Everyone in the financial industry seems to be wary of the term ‘sub-prime’, in reality this relates to those people with poorer credit histories. The 2007-2008 financial crisis had a major impact upon the sub-prime lending market, indeed some claiming that it was practically impossible for a sub-prime candidate to obtain any kind of loan. However, it seems that more and more lenders are now willing to lend, with some even lending to those with bankruptcy issues. It seems therefore that there is still strong consumer demand for this type of lending.
The new retail bank Masthaven recently confirmed that it is willing to lend to people who have suffered financial problems, such as missed mortgage payment and even those with CCJs, depending on the circumstances of them. Pepper Home loans which deals with people who have had “financial difficulties” or “credit blips” went one stage further by announcing that it has “slashed” its rates on some products and services. Thus not only is the market expanding it seems that it is becomingly more competitive, which is only good news for the consumers.
Most of the so called sub-prime lenders are specialist companies that sell through brokers, but that does not mean that they are in some way inaccessible to all. The most common names are Precise Mortgages, Bluestone, Pepper Home loans, Magellan Home loans and Kensington Mortgages.
It also seems that even the term sub prime is having a revamp. A new lexicon has developed to describe and categorise which now includes “impaired credit” and “credit repair”. It also now differentiates between “light impaired”, where someone has a small sum posted on their credit file such as a missed catalogue payment, and “heavy adverse”, which relates to those with serious financial issues, such as bankruptcy. The lighter the impairment the lower the interest rate. So someone in this category could potentially still be offered a two year fixed deal at under 2.5%. Pepper Home loans have recently introduced some mortgages as low as 2.28% for those “who marginally fail a credit score”.
For those emerging from serious financial problems however the situation is different. A consumer in this category may in some cases be offered a mortgage of up to 80% or more. Magellan Home loans offer a 3 year fixed at 8.2% up to 70% loan to value. However, this category is now at least being considered as a viable lending option.

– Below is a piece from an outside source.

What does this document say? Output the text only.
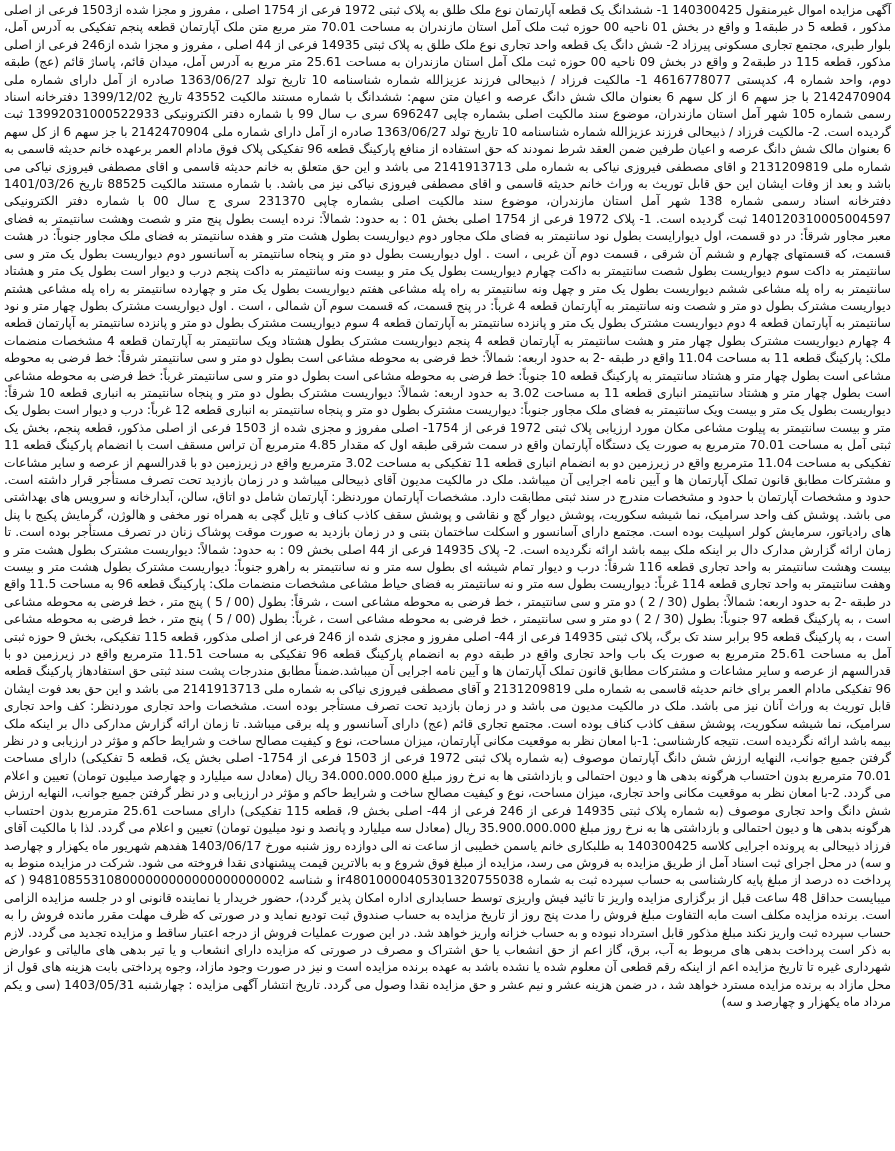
آگهی مزایده اموال غیرمنقول 140300425 1- ششدانگ یک قطعه آپارتمان نوع ملک طلق به پلاک ثبتی 1972 فرعی از 1754 اصلی ، مفروز و مجزا شده از1503 فرعی از اصلی مذکور ، قطعه 5 در طبقه1 و واقع در بخش 01 ناحیه 00 حوزه ثبت ملک آمل استان مازندران به مساحت 70.01 متر مربع متن ملک آپارتمان قطعه پنجم تفکیکی به آدرس آمل، بلوار طبری، مجتمع تجاری مسکونی پیرزاد 2- شش دانگ یک قطعه واحد تجاری نوع ملک طلق به پلاک ثبتی 14935 فرعی از 44 اصلی ، مفروز و مجزا شده از246 فرعی از اصلی مذکور، قطعه 115 در طبقه2 و واقع در بخش 09 ناحیه 00 حوزه ثبت ملک آمل استان مازندران به مساحت 25.61 متر مربع به آدرس آمل، میدان قائم، پاساژ قائم (عج) طبقه دوم، واحد شماره 4، کدپستی 4616778077 1- مالکیت فرزاد / ذبیحالی فرزند عزیزالله شماره شناسنامه 10 تاریخ تولد 1363/06/27 صادره از آمل دارای شماره ملی 2142470904 با جز سهم 6 از کل سهم 6 بعنوان مالک شش دانگ عرصه و اعیان متن سهم: ششدانگ با شماره مستند مالکیت 43552 تاریخ 1399/12/02 دفترخانه اسناد رسمی شماره 105 شهر آمل استان مازندران، موضوع سند مالکیت اصلی بشماره چاپی 696247 سری ب سال 99 با شماره دفتر الکترونیکی 13992031000522933 ثبت گردیده است. 2- مالکیت فرزاد / ذبیحالی فرزند عزیزالله شماره شناسنامه 10 تاریخ تولد 1363/06/27 صادره از آمل دارای شماره ملی 2142470904 با جز سهم 6 از کل سهم 6 بعنوان مالک شش دانگ عرصه و اعیان طرفین ضمن العقد شرط نمودند که حق استفاده از منافع پارکینگ قطعه 96 تفکیکی پلاک فوق مادام العمر برعهده خانم حدیثه قاسمی به شماره ملی 2131209819 و اقای مصطفی فیروزی نیاکی به شماره ملی 2141913713 می باشد و این حق متعلق به خانم حدیثه قاسمی و اقای مصطفی فیروزی نیاکی می باشد و بعد از وفات ایشان این حق قابل توریث به وراث خانم حدیثه قاسمی و اقای مصطفی فیروزی نیاکی نیز می باشد. با شماره مستند مالکیت 88525 تاریخ 1401/03/26 دفترخانه اسناد رسمی شماره 138 شهر آمل استان مازندران، موضوع سند مالکیت اصلی بشماره چاپی 231370 سری ج سال 00 با شماره دفتر الکترونیکی 140120310005004597 ثبت گردیده است. 1- پلاک 1972 فرعی از 1754 اصلی بخش 01 : به حدود: شمالاً: نرده ایست بطول پنج متر و شصت وهشت سانتیمتر به فضای معبر مجاور شرقاً: در دو قسمت، اول دیوارایست بطول نود سانتیمتر به فضای ملک مجاور دوم دیواریست بطول هشت متر و هفده سانتیمتر به فضای ملک مجاور جنوباً: در هشت قسمت، که قسمتهای چهارم و ششم آن شرقی ، قسمت دوم آن غربی ، است . اول دیواریست بطول دو متر و پنجاه سانتیمتر به آسانسور دوم دیواریست بطول یک متر و سی سانتیمتر به داکت سوم دیواریست بطول شصت سانتیمتر به داکت چهارم دیواریست بطول یک متر و بیست ونه سانتیمتر به داکت پنجم درب و دیوار است بطول یک متر و هشتاد سانتیمتر به راه پله مشاعی ششم دیواریست بطول یک متر و چهل ونه سانتیمتر به راه پله مشاعی هفتم دیواریست بطول یک متر و چهارده سانتیمتر به راه پله مشاعی هشتم دیواریست مشترک بطول دو متر و شصت ونه سانتیمتر به آپارتمان قطعه 4 غرباً: در پنج قسمت، که قسمت سوم آن شمالی ، است . اول دیواریست مشترک بطول چهار متر و نود سانتیمتر به آپارتمان قطعه 4 دوم دیواریست مشترک بطول یک متر و پانزده سانتیمتر به آپارتمان قطعه 4 سوم دیواریست مشترک بطول دو متر و پانزده سانتیمتر به آپارتمان قطعه 4 چهارم دیواریست مشترک بطول چهار متر و هشت سانتیمتر به آپارتمان قطعه 4 پنجم دیواریست مشترک بطول هشتاد ویک سانتیمتر به آپارتمان قطعه 4 مشخصات منضمات ملک: پارکینگ قطعه 11 به مساحت 11.04 واقع در طبقه -2 به حدود اربعه: شمالاً: خط فرضی به محوطه مشاعی است بطول دو متر و سی سانتیمتر شرقاً: خط فرضی به محوطه مشاعی است بطول چهار متر و هشتاد سانتیمتر به پارکینگ قطعه 10 جنوباً: خط فرضی به محوطه مشاعی است بطول دو متر و سی سانتیمتر غرباً: خط فرضی به محوطه مشاعی است بطول چهار متر و هشتاد سانتیمتر انباری قطعه 11 به مساحت 3.02 به حدود اربعه: شمالاً: دیواریست مشترک بطول دو متر و پنجاه سانتیمتر به انباری قطعه 10 شرقاً: دیواریست بطول یک متر و بیست ویک سانتیمتر به فضای ملک مجاور جنوباً: دیواریست مشترک بطول دو متر و پنجاه سانتیمتر به انباری قطعه 12 غرباً: درب و دیوار است بطول یک متر و بیست سانتیمتر به پیلوت مشاعی مکان مورد ارزیابی پلاک ثبتی 1972 فرعی از 1754- اصلی مفروز و مجزی شده از 1503 فرعی از اصلی مذکور، قطعه پنجم، بخش یک ثبتی آمل به مساحت 70.01 مترمربع به صورت یک دستگاه آپارتمان واقع در سمت شرقی طبقه اول که مقدار 4.85 مترمربع آن تراس مسقف است با انضمام پارکینگ قطعه 11 تفکیکی به مساحت 11.04 مترمربع واقع در زیرزمین دو به انضمام انباری قطعه 11 تفکیکی به مساحت 3.02 مترمربع واقع در زیرزمین دو با قدرالسهم از عرصه و سایر مشاعات و مشترکات مطابق قانون تملک آپارتمان ها و آیین نامه اجرایی آن میباشد. ملک در مالکیت مدیون آقای ذبیحالی میباشد و در زمان بازدید تحت تصرف مستأجر قرار داشته است. حدود و مشخصات آپارتمان با حدود و مشخصات مندرج در سند ثبتی مطابقت دارد. مشخصات آپارتمان موردنظر: آپارتمان شامل دو اتاق، سالن، آبدارخانه و سرویس های بهداشتی می باشد. پوشش کف واحد سرامیک، نما شیشه سکوریت، پوشش دیوار گچ و نقاشی و پوشش سقف کاذب کناف و تایل گچی به همراه نور مخفی و هالوژن، گرمایش پکیج با پنل های رادیاتور، سرمایش کولر اسپلیت بوده است. مجتمع دارای آسانسور و اسکلت ساختمان بتنی و در زمان بازدید به صورت موقت پوشاک زنان در تصرف مستأجر بوده است. تا زمان ارائه گزارش مدارک دال بر اینکه ملک بیمه باشد ارائه نگردیده است. 2- پلاک 14935 فرعی از 44 اصلی بخش 09 : به حدود: شمالاً: دیواریست مشترک بطول هشت متر و بیست وهشت سانتیمتر به واحد تجاری قطعه 116 شرقاً: درب و دیوار تمام شیشه ای بطول سه متر و نه سانتیمتر به راهرو جنوباً: دیواریست مشترک بطول هشت متر و بیست وهفت سانتیمتر به واحد تجاری قطعه 114 غرباً: دیواریست بطول سه متر و نه سانتیمتر به فضای حیاط مشاعی مشخصات منضمات ملک: پارکینگ قطعه 96 به مساحت 11.5 واقع در طبقه -2 به حدود اربعه: شمالاً: بطول (30 / 2 ) دو متر و سی سانتیمتر ، خط فرضی به محوطه مشاعی است ، شرقاً: بطول (00 / 5 ) پنج متر ، خط فرضی به محوطه مشاعی است ، به پارکینگ قطعه 97 جنوباً: بطول (30 / 2 ) دو متر و سی سانتیمتر ، خط فرضی به محوطه مشاعی است ، غرباً: بطول (00 / 5 ) پنج متر ، خط فرضی به محوطه مشاعی است ، به پارکینگ قطعه 95 برابر سند تک برگ، پلاک ثبتی 14935 فرعی از 44- اصلی مفروز و مجزی شده از 246 فرعی از اصلی مذکور، قطعه 115 تفکیکی، بخش 9 حوزه ثبتی آمل به مساحت 25.61 مترمربع به صورت یک باب واحد تجاری واقع در طبقه دوم به انضمام پارکینگ قطعه 96 تفکیکی به مساحت 11.51 مترمربع واقع در زیرزمین دو با قدرالسهم از عرصه و سایر مشاعات و مشترکات مطابق قانون تملک آپارتمان ها و آیین نامه اجرایی آن میباشد.ضمناً مطابق مندرجات پشت سند ثبتی حق استفادهاز پارکینگ قطعه 96 تفکیکی مادام العمر برای خانم حدیثه قاسمی به شماره ملی 2131209819 و آقای مصطفی فیروزی نیاکی به شماره ملی 2141913713 می باشد و این حق بعد فوت ایشان قابل توریث به وراث آنان نیز می باشد. ملک در مالکیت مدیون می باشد و در زمان بازدید تحت تصرف مستأجر بوده است. مشخصات واحد تجاری موردنظر: کف واحد تجاری سرامیک، نما شیشه سکوریت، پوشش سقف کاذب کناف بوده است. مجتمع تجاری قائم (عج) دارای آسانسور و پله برقی میباشد. تا زمان ارائه گزارش مدارکی دال بر اینکه ملک بیمه باشد ارائه نگردیده است. نتیجه کارشناسی: 1-با امعان نظر به موقعیت مکانی آپارتمان، میزان مساحت، نوع و کیفیت مصالح ساخت و شرایط حاکم و مؤثر در ارزیابی و در نظر گرفتن جمیع جوانب، النهایه ارزش شش دانگ آپارتمان موصوف (به شماره پلاک ثبتی 1972 فرعی از 1503 فرعی از 1754- اصلی بخش یک، قطعه 5 تفکیکی) دارای مساحت 70.01 مترمربع بدون احتساب هرگونه بدهی ها و دیون احتمالی و بازداشتی ها به نرخ روز مبلغ 34.000.000.000 ریال (معادل سه میلیارد و چهارصد میلیون تومان) تعیین و اعلام می گردد. 2-با امعان نظر به موقعیت مکانی واحد تجاری، میزان مساحت، نوع و کیفیت مصالح ساخت و شرایط حاکم و مؤثر در ارزیابی و در نظر گرفتن جمیع جوانب، النهایه ارزش شش دانگ واحد تجاری موصوف (به شماره پلاک ثبتی 14935 فرعی از 246 فرعی از 44- اصلی بخش 9، قطعه 115 تفکیکی) دارای مساحت 25.61 مترمربع بدون احتساب هرگونه بدهی ها و دیون احتمالی و بازداشتی ها به نرخ روز مبلغ 35.900.000.000 ریال (معادل سه میلیارد و پانصد و نود میلیون تومان) تعیین و اعلام می گردد. لذا با مالکیت آقای فرزاد ذبیحالی به پرونده اجرایی کلاسه 140300425 به طلبکاری خانم یاسمن خطیبی از ساعت نه الی دوازده روز شنبه مورخ 1403/06/17 هفدهم شهریور ماه یکهزار و چهارصد و سه) در محل اجرای ثبت اسناد آمل از طریق مزایده به فروش می رسد، مزایده از مبلغ فوق شروع و به بالاترین قیمت پیشنهادی نقدا فروخته می شود. شرکت در مزایده منوط به پرداخت ده درصد از مبلغ پایه کارشناسی به حساب سپرده ثبت به شماره ir48010000405301320755038 و شناسه 948108553108000000000000000000002 ( که میبایست حداقل 48 ساعت قبل از برگزاری مزایده واریز تا تائید فیش واریزی توسط حسابداری اداره امکان پذیر گردد)، حضور خریدار یا نماینده قانونی او در جلسه مزایده الزامی است. برنده مزایده مکلف است مابه التفاوت مبلغ فروش را مدت پنج روز از تاریخ مزایده به حساب صندوق ثبت تودیع نماید و در صورتی که ظرف مهلت مقرر مانده فروش را به حساب سپرده ثبت واریز نکند مبلغ مذکور قابل استرداد نبوده و به حساب خزانه واریز خواهد شد. در این صورت عملیات فروش از درجه اعتبار ساقط و مزایده تجدید می گردد. لازم به ذکر است پرداخت بدهی های مربوط به آب، برق، گاز اعم از حق انشعاب یا حق اشتراک و مصرف در صورتی که مزایده دارای انشعاب و یا تیر بدهی های مالیاتی و عوارض شهرداری غیره تا تاریخ مزایده اعم از اینکه رقم قطعی آن معلوم شده یا نشده باشد به عهده برنده مزایده است و نیز در صورت وجود مازاد، وجوه پرداختی بابت هزینه های قول از محل مازاد به برنده مزایده مسترد خواهد شد ، در ضمن هزینه عشر و نیم عشر و حق مزایده نقدا وصول می گردد. تاریخ انتشار آگهی مزایده : چهارشنبه 1403/05/31 (سی و یکم مرداد ماه یکهزار و چهارصد و سه)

Peter Gettins of brokers London & Country noted, “At the lightest end of the market is Kensington, which has a ‘tiered’ approach. It is just off the high street, so to speak, willing to overlook minor credit issues. You’ll pay around 1%-1.5% higher than the main lenders on the high street; Precise, at its most extreme ‘tier 5’ level, will look at you if you’ve had up to five defaults in the last couple of years.” Gettins continues that Bluestone will consider applicants who have come out of an IVA or bankruptcy at least three years ago, and will overlook up to four missed mortgage payments. He adds: “Magellan is probably at the most severe end. It will offer loans to bankrupts discharged just a year ago. But rates are in the 8% region. That said, they do have strict rules about your financial record over the past 12 months.”
An increasing number of ‘minor’ defaults being posted on credit files are also dictating a lot of new guidelines. Guardian Money highlighted this practice especially by mobile phone companies as trivial. “We are seeing more leniency on defaults which have been registered by phone companies,” says Gettins.
Furthermore, Ray Boulger of John Charcol encourages potential customers to look at smaller building societies as they tend to do ‘manual underwriting’ and assess each individual applicant as opposed to a computer says no approach.
Brokers agree that lending criteria is indeed very different today, but also point out that potential borrowers are still subject to the same affordability tests as more conventional mainstream lenders, and that they will usually have to put down a significant deposit, around 20% minimum. “There is an obligation on brokers and lenders to check that the borrowing is sensible and appropriate,” notes Gettins. “The days of self-certified loans (where borrowers could name their income without it being checked) are long over.”
Thus it seems the ‘sub-prime’ mortgage market is making significant strides to ensure that every individual, even those with the poorest credit history have at least some access to lending. This can be further enforced by activity in the ultra-competitive unsecured loans industry, which also seems to be following suit.